La partie s’engage. La patronne engagerait bien la chômeuse, là, tout de suite, sur le plateau, si seulement elle voulait bien sortir de sa spécialité (la chômeuse est DRH). Elle pourrait bien (la patronne) confier des tâches palpitantes à la chômeuse, vraiment motivantes, car « moi, une bac+5, ça m’intéresse », si seulement elle n’était pas (la chômeuse) bêtement bloquée sur sa vocation de DRH.

Denisot : « Vous dites que les chômeurs ne veulent pas travailler ? » La patronne, prudente : « Non non, je ne dis pas ça. Je dis que les chômeurs qui viennent chez moi et veulent travailler sont tous embauchés. »

Le syndicaliste défend les camarades de Pôle emploi, qui font ce qu’ils peuvent. La chômeuse DRH défend sa vocation. Bref, la rencontre fonctionne.

« Le Grand Journal », Canal+, 26 septembre 2012

Denisot : « Aucun ministre n’a voulu venir »

Des caractères se révèlent, des logiques s’affirment, des discours se précisent, des discours pas (trop) formatés, pas (trop) préparés, une vraie tranche de réel, on s’en veut du dixième de seconde de désagrément du début, on se trouve nul, on se dit que ça devrait toujours être ainsi, chez Denisot, et ailleurs, que ça devrait oser sortir des têtes connues et de leurs discours formatés, nous faire partir à la rencontre des « vraigens », sur le terrain, loin des caméras, avec leur lot de surprises.

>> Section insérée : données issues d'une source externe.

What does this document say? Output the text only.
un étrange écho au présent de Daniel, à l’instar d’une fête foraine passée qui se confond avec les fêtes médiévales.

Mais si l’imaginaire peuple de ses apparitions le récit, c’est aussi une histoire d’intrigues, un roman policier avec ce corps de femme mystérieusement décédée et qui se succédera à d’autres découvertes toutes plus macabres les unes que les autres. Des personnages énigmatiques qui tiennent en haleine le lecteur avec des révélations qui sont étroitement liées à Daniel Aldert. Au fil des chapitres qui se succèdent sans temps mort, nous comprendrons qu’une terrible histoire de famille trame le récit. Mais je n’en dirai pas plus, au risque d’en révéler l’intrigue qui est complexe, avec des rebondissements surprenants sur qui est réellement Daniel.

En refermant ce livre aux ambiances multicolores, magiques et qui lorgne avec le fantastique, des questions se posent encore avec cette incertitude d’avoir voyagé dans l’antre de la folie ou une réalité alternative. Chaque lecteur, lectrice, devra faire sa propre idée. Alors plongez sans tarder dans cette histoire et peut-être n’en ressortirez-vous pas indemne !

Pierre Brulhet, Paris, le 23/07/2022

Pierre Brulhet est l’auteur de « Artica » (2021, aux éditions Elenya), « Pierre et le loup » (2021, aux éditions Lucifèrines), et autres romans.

On serait prêt à remercier Denisot d’avoir osé sortir des rails, pour une fois, quand Denisot en remerciant ses invités, lâche une info : « Aucun ministre n’a voulu venir ce soir sur notre plateau. » Ah bon ? Ce n’était que cela, le trio, un bouche-trou ?

De toutes manières, il est temps d’interrompre. C’est l’heure de la chronique d’Aphatie. Qui va parler, devinez de quoi ? Du livre de Copé. Finie l’échappée, retour dans les pantoufles.